We find ourselves completely baffled by the uproar over the publication of the Turkish-language “Blue Book,” a once-secret British dossier that chronicled the Armenian genocide some 93 years ago. The Turkish government’s griping is predictable enough, of course, given its long history of chafing at public mention of the slaughter. But we’re mystified as to why anyone thinks the Blue Book could possible contain explosive revelations, given that Henry Morgenthau‘s 1918 account of the genocide could scarcely be more detailed or more damning.
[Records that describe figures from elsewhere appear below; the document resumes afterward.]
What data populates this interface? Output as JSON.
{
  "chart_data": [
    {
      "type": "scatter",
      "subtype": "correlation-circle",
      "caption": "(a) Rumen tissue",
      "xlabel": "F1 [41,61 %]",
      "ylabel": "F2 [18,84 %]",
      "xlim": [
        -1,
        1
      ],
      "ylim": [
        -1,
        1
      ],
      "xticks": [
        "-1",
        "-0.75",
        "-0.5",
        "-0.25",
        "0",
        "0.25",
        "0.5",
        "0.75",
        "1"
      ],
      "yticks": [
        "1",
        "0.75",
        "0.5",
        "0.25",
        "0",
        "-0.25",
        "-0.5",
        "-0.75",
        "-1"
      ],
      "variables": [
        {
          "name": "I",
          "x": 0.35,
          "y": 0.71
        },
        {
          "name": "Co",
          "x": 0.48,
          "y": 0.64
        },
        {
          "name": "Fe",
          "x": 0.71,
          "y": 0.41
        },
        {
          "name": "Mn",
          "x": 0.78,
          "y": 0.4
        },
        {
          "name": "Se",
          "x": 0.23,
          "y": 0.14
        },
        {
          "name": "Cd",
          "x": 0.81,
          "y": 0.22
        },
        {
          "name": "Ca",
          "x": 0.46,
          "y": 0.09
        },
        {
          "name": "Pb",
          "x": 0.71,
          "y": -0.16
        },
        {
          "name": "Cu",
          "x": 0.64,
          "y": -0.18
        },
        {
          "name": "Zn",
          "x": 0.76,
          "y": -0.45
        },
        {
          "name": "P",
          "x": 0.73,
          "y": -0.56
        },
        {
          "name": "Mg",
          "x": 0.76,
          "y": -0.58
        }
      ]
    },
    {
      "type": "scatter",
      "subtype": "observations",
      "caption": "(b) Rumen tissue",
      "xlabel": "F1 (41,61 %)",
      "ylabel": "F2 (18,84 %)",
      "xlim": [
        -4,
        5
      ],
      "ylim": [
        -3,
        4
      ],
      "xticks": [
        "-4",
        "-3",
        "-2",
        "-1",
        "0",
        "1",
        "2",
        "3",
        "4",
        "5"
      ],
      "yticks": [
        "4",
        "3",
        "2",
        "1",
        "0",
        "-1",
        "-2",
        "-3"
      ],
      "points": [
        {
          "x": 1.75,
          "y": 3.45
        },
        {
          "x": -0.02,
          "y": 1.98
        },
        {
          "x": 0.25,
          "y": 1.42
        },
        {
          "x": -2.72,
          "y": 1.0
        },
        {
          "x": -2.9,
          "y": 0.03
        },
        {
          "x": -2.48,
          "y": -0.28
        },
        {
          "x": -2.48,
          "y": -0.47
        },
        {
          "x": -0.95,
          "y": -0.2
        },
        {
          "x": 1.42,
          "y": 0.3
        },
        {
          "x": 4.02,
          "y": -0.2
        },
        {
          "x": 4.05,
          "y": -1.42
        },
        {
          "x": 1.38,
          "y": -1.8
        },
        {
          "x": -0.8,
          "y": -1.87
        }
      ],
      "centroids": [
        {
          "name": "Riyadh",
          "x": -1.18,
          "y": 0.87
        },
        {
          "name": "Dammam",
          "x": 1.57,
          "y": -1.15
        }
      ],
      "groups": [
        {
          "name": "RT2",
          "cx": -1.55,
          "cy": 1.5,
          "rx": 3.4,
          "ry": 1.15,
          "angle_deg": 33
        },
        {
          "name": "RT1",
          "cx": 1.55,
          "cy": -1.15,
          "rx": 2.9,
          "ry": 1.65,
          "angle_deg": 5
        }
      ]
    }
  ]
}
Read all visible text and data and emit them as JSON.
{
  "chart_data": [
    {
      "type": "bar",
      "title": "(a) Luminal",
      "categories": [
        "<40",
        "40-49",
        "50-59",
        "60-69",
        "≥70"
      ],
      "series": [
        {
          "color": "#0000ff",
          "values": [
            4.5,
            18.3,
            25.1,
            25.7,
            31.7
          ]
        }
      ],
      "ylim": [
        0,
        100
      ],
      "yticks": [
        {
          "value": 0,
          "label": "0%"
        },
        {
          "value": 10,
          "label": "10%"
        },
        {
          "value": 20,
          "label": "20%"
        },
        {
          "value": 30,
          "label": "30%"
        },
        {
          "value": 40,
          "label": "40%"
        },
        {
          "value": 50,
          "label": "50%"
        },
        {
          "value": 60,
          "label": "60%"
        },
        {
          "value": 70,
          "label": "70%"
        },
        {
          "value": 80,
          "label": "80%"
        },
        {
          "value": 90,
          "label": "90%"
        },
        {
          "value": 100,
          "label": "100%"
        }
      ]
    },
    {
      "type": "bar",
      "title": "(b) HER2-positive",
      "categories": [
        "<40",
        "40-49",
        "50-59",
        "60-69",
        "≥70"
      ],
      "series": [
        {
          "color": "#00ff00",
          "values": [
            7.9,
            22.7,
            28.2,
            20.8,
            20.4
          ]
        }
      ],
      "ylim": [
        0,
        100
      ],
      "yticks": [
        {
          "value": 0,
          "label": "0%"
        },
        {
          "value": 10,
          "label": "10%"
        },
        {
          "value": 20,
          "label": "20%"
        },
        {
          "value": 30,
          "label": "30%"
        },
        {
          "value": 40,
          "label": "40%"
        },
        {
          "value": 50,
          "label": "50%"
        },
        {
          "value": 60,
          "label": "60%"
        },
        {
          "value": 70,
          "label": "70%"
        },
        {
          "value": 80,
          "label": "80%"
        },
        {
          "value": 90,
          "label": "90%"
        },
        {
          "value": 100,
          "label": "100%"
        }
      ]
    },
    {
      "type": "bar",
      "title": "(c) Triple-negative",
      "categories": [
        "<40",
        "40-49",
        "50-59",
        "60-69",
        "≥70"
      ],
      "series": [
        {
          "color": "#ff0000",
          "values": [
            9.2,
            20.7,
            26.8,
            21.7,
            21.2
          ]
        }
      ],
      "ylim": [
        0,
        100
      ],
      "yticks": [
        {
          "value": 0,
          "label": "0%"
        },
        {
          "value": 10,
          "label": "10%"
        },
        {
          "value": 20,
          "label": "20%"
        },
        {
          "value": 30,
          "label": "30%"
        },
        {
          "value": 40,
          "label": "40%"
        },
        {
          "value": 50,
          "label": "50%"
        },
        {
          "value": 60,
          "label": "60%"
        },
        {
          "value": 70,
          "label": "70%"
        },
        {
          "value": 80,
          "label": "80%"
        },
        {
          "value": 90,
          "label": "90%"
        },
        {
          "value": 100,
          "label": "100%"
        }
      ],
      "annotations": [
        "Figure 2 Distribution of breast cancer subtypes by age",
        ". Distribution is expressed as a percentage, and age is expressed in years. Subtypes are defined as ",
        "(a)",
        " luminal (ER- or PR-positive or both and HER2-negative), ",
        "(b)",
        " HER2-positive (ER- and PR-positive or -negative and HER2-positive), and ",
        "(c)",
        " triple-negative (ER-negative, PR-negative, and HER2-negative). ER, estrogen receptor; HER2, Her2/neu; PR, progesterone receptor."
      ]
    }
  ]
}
The American diplomat, who server as ambassador to the Ottoman Empire during World War I, pulled no punches in his memoir, quoting directly from internal Turkish figures on the number of Armenian deportees who were murdered en route to their new homes—homes they were never meant to reach in the first place:
It is absurd for the Turkish Government to assert that it ever seriously intended to “deport the Armenians to new homes”; the treatment which was given the convoys clearly shows that extermination was the real purpose of Enver and Talaat. How many exiled to the south under these revolting conditions ever reached their destinations? The experiences of a single caravan show how completely this plan of deportation developed into one of annihilation…Out of the combined convoy of 18,000 souls just 150 women and children reached their destination. A few of the rest, the most attractive, were still living as captives of the Kurds and Turks; all the rest were dead.
Morgenthau’s entire chapter on the Turks’ machinery of death is worth reading. As is the follow-up chapter in which the leader of the Young Turks tries to justify the massacres on the grounds that the “deportations” were necessary for self-defense. Color us deeply unconvinced.